ART | EXPO

Eric Duyckaerts

29 Mai - 28 Juil 2007
Vernissage le 26 Mai 2007

Depuis des années, l’artiste belge Eric Duyckaerts élabore un corpus à base de conférences-performances, de vidéos, d’objets, de dessins et de textes, dont un livre sur la certitude intitulé Hegel ou la vie en rose.

Eric Duyckaerts 
Eric Duyckaerts

Depuis des années, Eric Duyckaerts, artiste belge né en 1953, installé en France, élabore un corpus à base de conférences-performances, de vidéos, d’objets, de dessins et de textes, dont un livre sur la certitude intitulé Hegel ou la vie en rose. Ses communications et ses objets sont drôles et intrigants ; ils agissent comme des verres grossissants permettant de regarder de plus près des figures préhistoriques apparentées tels que le carré ou le labyrinthe, des jeux comme la marelle, des problèmes complexes d’analyse logique opposant la quantité au nombre, la masse au poids, l’analogique au numérique, ou encore des questions d’algèbre booléen. Eric Duyckaerts a donné des cours sur les diagonales, la problématique du couple, l’épistémologie du bonheur, l’histoire et le sens du carré ; il a démontré la relation du labyrinthe au plan en croix (utilisé comme modèle pour la cité de Troie) et aux opérations immobilières contemporaines. Il a redessiné des marelles (jeu paléolithique évocateur d’une renaissance, aujourd’hui en forme de cathédrale, dont la trace a été conservée par les enfants) avec un code binaire (0 et 1, les marches du paradis) et les barres de Sheffer, opérations logiques qui annulent les conjonctions afin de rendre possible, au paradis bien sûr, le calcul suivant : 0 + 0 = 1. Il a garni des mobiles d’objets dotés d’énigmatiques correspondances afin, dit-il, qu’un rouleau à pâtisserie fasse pompe à air de la même façon qu’un prisme réducteur fait loupe. Ses vidéos sont drôles et sérieuses d’une manière qui n’est possible que dans le contexte de l’art, où le sens rôde derrière l’humour et le style.

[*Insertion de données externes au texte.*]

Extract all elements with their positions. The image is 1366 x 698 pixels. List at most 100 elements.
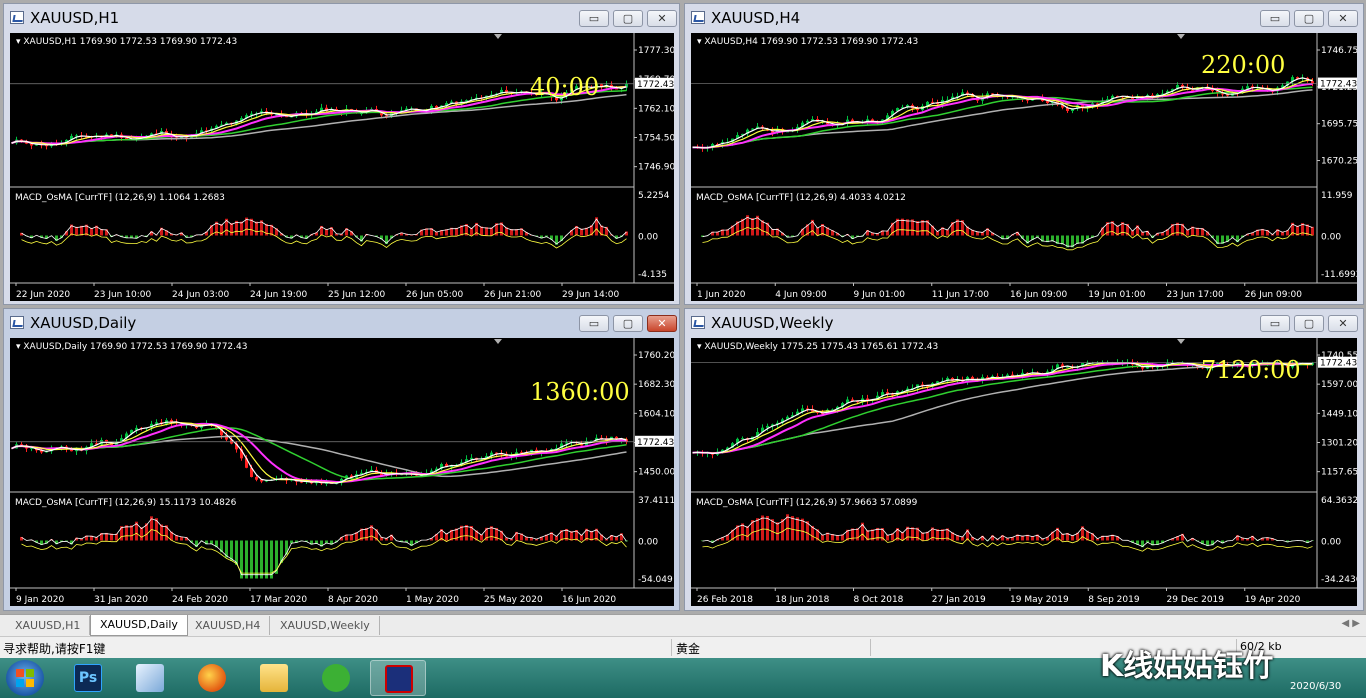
minimize-button[interactable]: ▭ [1260,10,1290,27]
maximize-button[interactable]: ▢ [1294,315,1324,332]
paint-button[interactable] [122,660,178,696]
tab-scroll-arrows-icon[interactable]: ◀ ▶ [1341,618,1360,629]
macd-histogram [701,215,1314,251]
status-divider [870,639,871,656]
time-axis-label: 19 May 2019 [1010,595,1069,605]
price-chart[interactable]: ▾ XAUUSD,Daily 1769.90 1772.53 1769.90 1… [10,338,674,606]
time-axis-label: 1 May 2020 [406,595,459,605]
time-axis-label: 24 Jun 19:00 [250,290,307,300]
time-axis-label: 8 Sep 2019 [1088,595,1140,605]
chart-info-line: ▾ XAUUSD,H1 1769.90 1772.53 1769.90 1772… [16,37,237,47]
time-axis-label: 26 Feb 2018 [697,595,753,605]
time-axis-label: 26 Jun 05:00 [406,290,463,300]
titlebar[interactable]: XAUUSD,H4 ▭ ▢ ✕ [685,4,1363,32]
chart-window-icon [10,11,24,24]
chart-window-icon [10,316,24,329]
price-tick: 1450.00 [638,468,674,478]
tab-xauusd-h1[interactable]: XAUUSD,H1 [6,616,91,635]
countdown-timer: 40:00 [530,73,599,101]
titlebar[interactable]: XAUUSD,Weekly ▭ ▢ ✕ [685,309,1363,337]
window-title: XAUUSD,H1 [30,9,120,27]
time-axis-label: 23 Jun 10:00 [94,290,151,300]
tab-xauusd-weekly[interactable]: XAUUSD,Weekly [271,616,380,635]
time-axis-label: 24 Jun 03:00 [172,290,229,300]
macd-title: MACD_OsMA [CurrTF] (12,26,9) 57.9663 57.… [696,498,918,508]
close-button[interactable]: ✕ [647,315,677,332]
maximize-button[interactable]: ▢ [613,315,643,332]
windows-start-icon[interactable] [6,660,44,696]
watermark-text: K线姑姑钰竹 [1100,649,1274,684]
price-tick: 1670.25 [1321,157,1357,167]
price-tick: 1762.10 [638,104,674,114]
time-axis-label: 8 Oct 2018 [854,595,904,605]
time-axis-label: 9 Jan 2020 [16,595,64,605]
price-tick: 1157.65 [1321,468,1357,478]
minimize-button[interactable]: ▭ [579,10,609,27]
minimize-icon: ▭ [588,317,600,330]
macd-tick: -34.2436 [1321,575,1357,585]
time-axis-label: 8 Apr 2020 [328,595,378,605]
photoshop-icon: Ps [74,664,102,692]
wechat-button[interactable] [308,660,364,696]
macd-tick: 64.3632 [1321,496,1357,506]
chart-window-h1[interactable]: XAUUSD,H1 ▭ ▢ ✕ ▾ XAUUSD,H1 1769.90 1772… [3,3,680,305]
price-chart[interactable]: ▾ XAUUSD,Weekly 1775.25 1775.43 1765.61 … [691,338,1357,606]
time-axis-label: 19 Jun 01:00 [1088,290,1145,300]
macd-title: MACD_OsMA [CurrTF] (12,26,9) 1.1064 1.26… [15,193,225,203]
candles [692,74,1314,152]
status-help-text: 寻求帮助,请按F1键 [3,642,106,656]
current-price-label: 1772.43 [1320,80,1357,90]
chart-canvas: ▾ XAUUSD,Weekly 1775.25 1775.43 1765.61 … [691,338,1357,605]
macd-tick: 5.2254 [638,191,670,201]
minimize-icon: ▭ [588,12,600,25]
minimize-icon: ▭ [1269,317,1281,330]
countdown-timer: 220:00 [1201,51,1285,79]
close-button[interactable]: ✕ [1328,315,1358,332]
price-chart[interactable]: ▾ XAUUSD,H4 1769.90 1772.53 1769.90 1772… [691,33,1357,301]
chart-canvas: ▾ XAUUSD,H4 1769.90 1772.53 1769.90 1772… [691,33,1357,300]
time-axis-label: 26 Jun 09:00 [1245,290,1302,300]
metatrader-icon [385,665,413,693]
time-axis-label: 25 May 2020 [484,595,543,605]
price-chart[interactable]: ▾ XAUUSD,H1 1769.90 1772.53 1769.90 1772… [10,33,674,301]
chart-window-daily[interactable]: XAUUSD,Daily ▭ ▢ ✕ ▾ XAUUSD,Daily 1769.9… [3,308,680,611]
macd-histogram [20,516,628,579]
close-button[interactable]: ✕ [647,10,677,27]
current-price-label: 1772.43 [1320,359,1357,369]
titlebar[interactable]: XAUUSD,Daily ▭ ▢ ✕ [4,309,679,337]
price-tick: 1597.00 [1321,380,1357,390]
time-axis-label: 17 Mar 2020 [250,595,307,605]
price-tick: 1301.20 [1321,439,1357,449]
close-button[interactable]: ✕ [1328,10,1358,27]
minimize-button[interactable]: ▭ [1260,315,1290,332]
close-icon: ✕ [1338,12,1348,25]
photoshop-button[interactable]: Ps [60,660,116,696]
time-axis-label: 29 Dec 2019 [1167,595,1225,605]
minimize-button[interactable]: ▭ [579,315,609,332]
paint-icon [136,664,164,692]
time-axis-label: 19 Apr 2020 [1245,595,1301,605]
chart-info-line: ▾ XAUUSD,H4 1769.90 1772.53 1769.90 1772… [697,37,918,47]
time-axis-label: 23 Jun 17:00 [1167,290,1224,300]
maximize-button[interactable]: ▢ [1294,10,1324,27]
time-axis-label: 26 Jun 21:00 [484,290,541,300]
firefox-button[interactable] [184,660,240,696]
price-tick: 1746.90 [638,163,674,173]
current-price-label: 1772.43 [637,80,674,90]
time-axis-label: 1 Jun 2020 [697,290,746,300]
chart-window-icon [691,11,705,24]
tab-xauusd-daily[interactable]: XAUUSD,Daily [90,615,188,636]
metatrader-button[interactable] [370,660,426,696]
file-explorer-icon [260,664,288,692]
maximize-button[interactable]: ▢ [613,10,643,27]
titlebar[interactable]: XAUUSD,H1 ▭ ▢ ✕ [4,4,679,32]
macd-tick: 0.00 [1321,233,1341,243]
chart-canvas: ▾ XAUUSD,Daily 1769.90 1772.53 1769.90 1… [10,338,674,605]
chart-window-weekly[interactable]: XAUUSD,Weekly ▭ ▢ ✕ ▾ XAUUSD,Weekly 1775… [684,308,1364,611]
macd-tick: 0.00 [638,233,658,243]
file-explorer-button[interactable] [246,660,302,696]
chart-window-h4[interactable]: XAUUSD,H4 ▭ ▢ ✕ ▾ XAUUSD,H4 1769.90 1772… [684,3,1364,305]
maximize-icon: ▢ [622,12,634,25]
tab-xauusd-h4[interactable]: XAUUSD,H4 [186,616,271,635]
price-tick: 1695.75 [1321,120,1357,130]
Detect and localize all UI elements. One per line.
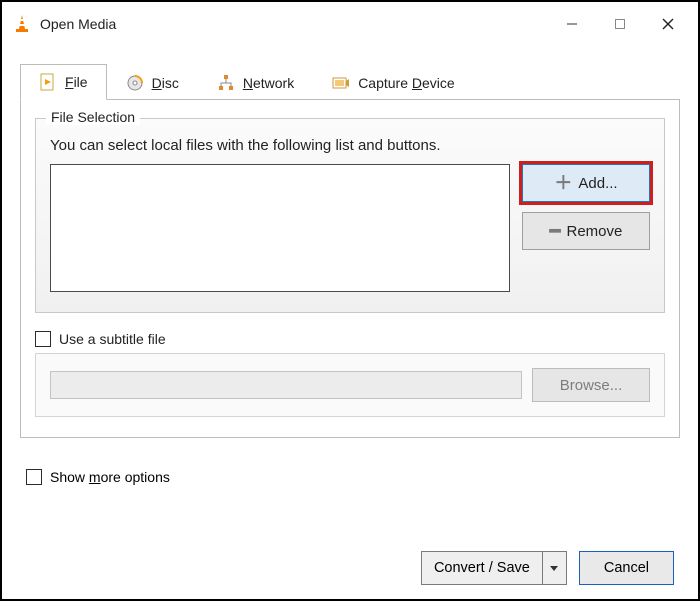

Dans son exposition de 1993 intitulée «La main à deux pouces», composée d’une conférence, d’une vidéo, de dessins et d’un moulage de main à deux pouces, il s’interrogeait sur un fait curieux : nous avons un os dans le bras, l’humérus, relié par le coude aux deux os de l’avant-bras, le radius et le cubitus, qui se rejoignent au poignet et se terminent par cinq doigts, dont un pouce. Mais pourquoi pas deux pouces ou six doigts ? La synergie, grâce à laquelle un plus un peut être égal à cinq, offre une réponse à cette énigme de l’évolution où la somme s’avère supérieure aux parties. La phénoménologie, méthode selon laquelle la réalité peut se déduire des objets et de leur observation, prend une dimension toute personnelle chez Duyckaerts : les objets sont déformés de façon humoristiquement plausible, au-delà de l’absurdité d’un comique américain comme Steven Wright. Steven Wright : «Bon, quelle est la vitesse du noir ?» Eric Duyckaerts : «Nous ne pouvons ordonner la structure en lumières/seconde, pas plus que le rôti en fractions d’éléphant.»

Pour lui, l’humour est le prétexte et non le seul but de ses spéculations artistiques sur les possibles théoriques, l’étymologie des mots ou l’idée de Wittgenstein selon laquelle «le sens, c’est l’usage» (nous expliquerions le monde en fonction de l’usage quotidien que nous en avons, cette grille de lecture disparaissant cependant dans l’inconscient collectif à force de répétitions). Sa méthode dérive pour partie de l’art conceptuel et des performances des années 1970. Mais à son épistémologie, à son système de connaissances reposant sur les «pourquoi» et les «peut-être» de sa curiosité artistique, il ajoute l’esquive philosophique, la fiction thérapeutique bâtie sur des distorsions vraisemblables. Lesquelles distorsions s’appuient sur des faits, sur l’histoire et sur des développements raisonnés partant d’analogies cosmologiques pour arriver à une logique mathématique. Son verdict est sans appel : «S’il y a décalage entre certitude et vérité, la certitude de ce décalage sabote sa vérité.»

En repoussant les limites du faire (propre à l’homo faber), de la réflexion (propre à l’homo sapiens) et de l’humour (pratiqué par l’homo ludens), il pique l’imagination et annonce de futures découvertes sur les structures symboliques et l’évolution, la répétition et le processus, les mots et les règles (pour reprendre le titre de l’ouvrage du chercheur en sciences cognitives Steven Pinker sur «les ingrédients du langage»), le sens et l’usage. C’est-à-dire à peu près tout.